From: Peter W [mailto:[EMAIL PROTECTED]]

> Bits _never_ get written to the disk? Guaranteed never to use 
> swap space?
> 
> The GnuPG FAQ (http://www.gnupg.org/faq.html#q6.1) suggests that it is
> not possible to make a Windows program insist on physical RAM 
> the way a
> program can in Open Systems. Does EFS really use only physical RAM? If
> so, is there some win32 API that can be used by other 
> application designers
> who want to guarantee that certain blocks of allocated memory 
> are *never*
> swapped out to disk? The most likely candidate I've come across is
> VirtualLock() which, unfortunately, "does not mean that the 
> page will not be
> paged to disk" 
(http://msdn.microsoft.com/library/techart/msdn_virtmm.htm).

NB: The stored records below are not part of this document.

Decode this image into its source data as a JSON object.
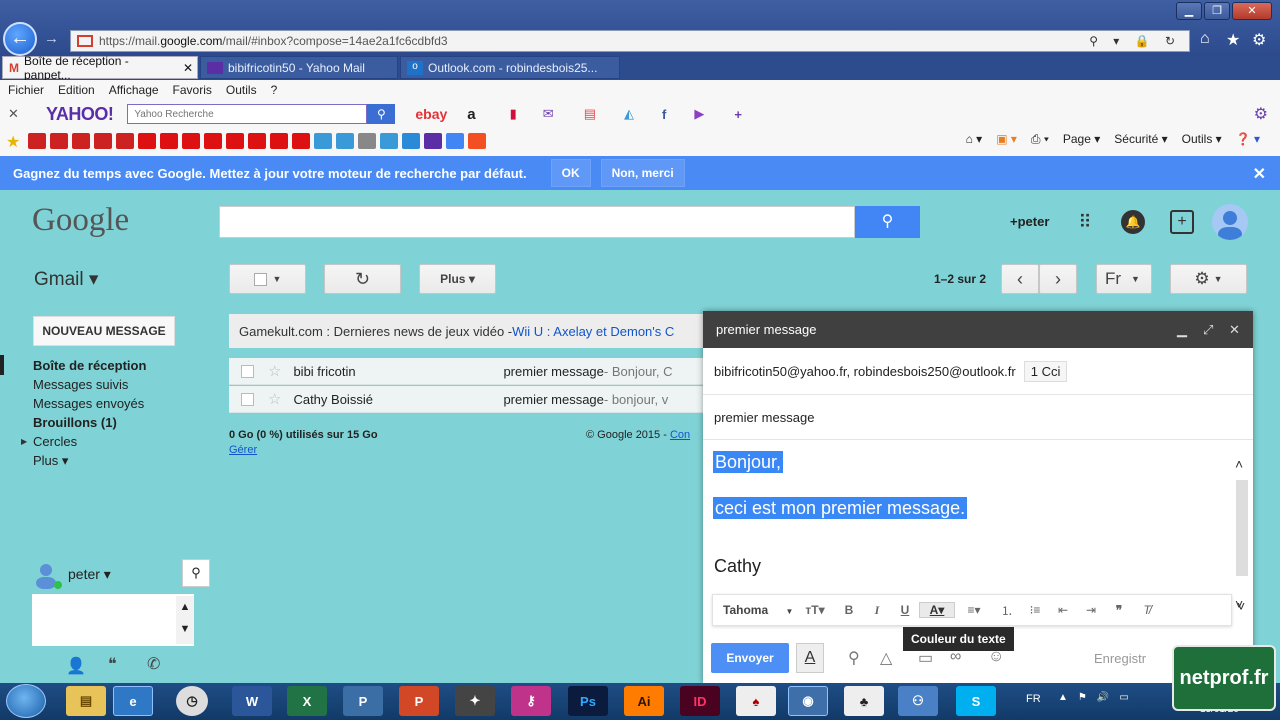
{
  "browser": {
    "url_prefix": "https://mail.",
    "url_domain": "google.com",
    "url_suffix": "/mail/#inbox?compose=14ae2a1fc6cdbfd3",
    "tabs": [
      {
        "label": "Boîte de réception - panpet..."
      },
      {
        "label": "bibifricotin50 - Yahoo Mail"
      },
      {
        "label": "Outlook.com - robindesbois25..."
      }
    ],
    "menu": [
      "Fichier",
      "Edition",
      "Affichage",
      "Favoris",
      "Outils",
      "?"
    ],
    "yahoo_logo": "YAHOO!",
    "yahoo_placeholder": "Yahoo Recherche",
    "ebay": "ebay",
    "ie_tools": [
      "Page ▾",
      "Sécurité ▾",
      "Outils ▾"
    ]
  },
  "banner": {
    "text": "Gagnez du temps avec Google. Mettez à jour votre moteur de recherche par défaut.",
    "ok": "OK",
    "no": "Non, merci",
    "close": "✕"
  },
  "header": {
    "logo": "Google",
    "user": "+peter",
    "app": "Gmail ▾"
  },
  "toolbar": {
    "more": "Plus ▾",
    "pagination": "1–2 sur 2",
    "lang": "Fr"
  },
  "sidebar": {
    "new_message": "NOUVEAU MESSAGE",
    "items": [
      {
        "label": "Boîte de réception"
      },
      {
        "label": "Messages suivis"
      },
      {
        "label": "Messages envoyés"
      },
      {
        "label": "Brouillons (1)"
      },
      {
        "label": "Cercles"
      },
      {
        "label": "Plus ▾"
      }
    ],
    "chat_user": "peter ▾"
  },
  "promo": {
    "text": "Gamekult.com : Dernieres news de jeux vidéo - ",
    "link": "Wii U : Axelay et Demon's C"
  },
  "messages": [
    {
      "sender": "bibi fricotin",
      "subject": "premier message",
      "snippet": " - Bonjour, C"
    },
    {
      "sender": "Cathy Boissié",
      "subject": "premier message",
      "snippet": " - bonjour, v"
    }
  ],
  "footer": {
    "storage": "0 Go (0 %) utilisés sur 15 Go",
    "manage": "Gérer",
    "copyright": "© Google 2015 - ",
    "link": "Con"
  },
  "compose": {
    "title": "premier message",
    "recipients": "bibifricotin50@yahoo.fr, robindesbois250@outlook.fr",
    "cci": "1 Cci",
    "subject": "premier message",
    "body_line1": "Bonjour,",
    "body_line2": "ceci est mon premier message.",
    "signature": "Cathy",
    "font": "Tahoma",
    "tooltip": "Couleur du texte",
    "send": "Envoyer",
    "saved": "Enregistr"
  },
  "taskbar": {
    "lang": "FR",
    "date": "13/01/20"
  },
  "watermark": "netprof.fr",
  "colors": {
    "gmail_bg": "#7fd3d6",
    "banner": "#4a8af4",
    "selection": "#3a87f6",
    "send": "#4d8ff5"
  }
}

This is certainly possible as EFS is a kernel mode device driver and not
a Win32 application.  Non pageable memory can be easily allocated from
the non-paged pool by a device driver (and is one of the fundamental
concepts in writing a Win2000 driver).  

The EFS driver communicates with the local security authority (lsass) to
allow the use of CryptoAPI for encryption of the data, but as lsass is a
Native applciation (not Win32) then it may have access to other
(undocumented) functions, or simply pass a pointer to the non-paged
memory it has allocated for the encryption buffers.

Note that the PGP implementation uses a device driver (PGPmemlock.sys)
to lock pages into memory and prevent them from being swapped out.  I am
unsure as to the motives of the GPG team if they have not implemented a
similar feature, but smells like FUD to me.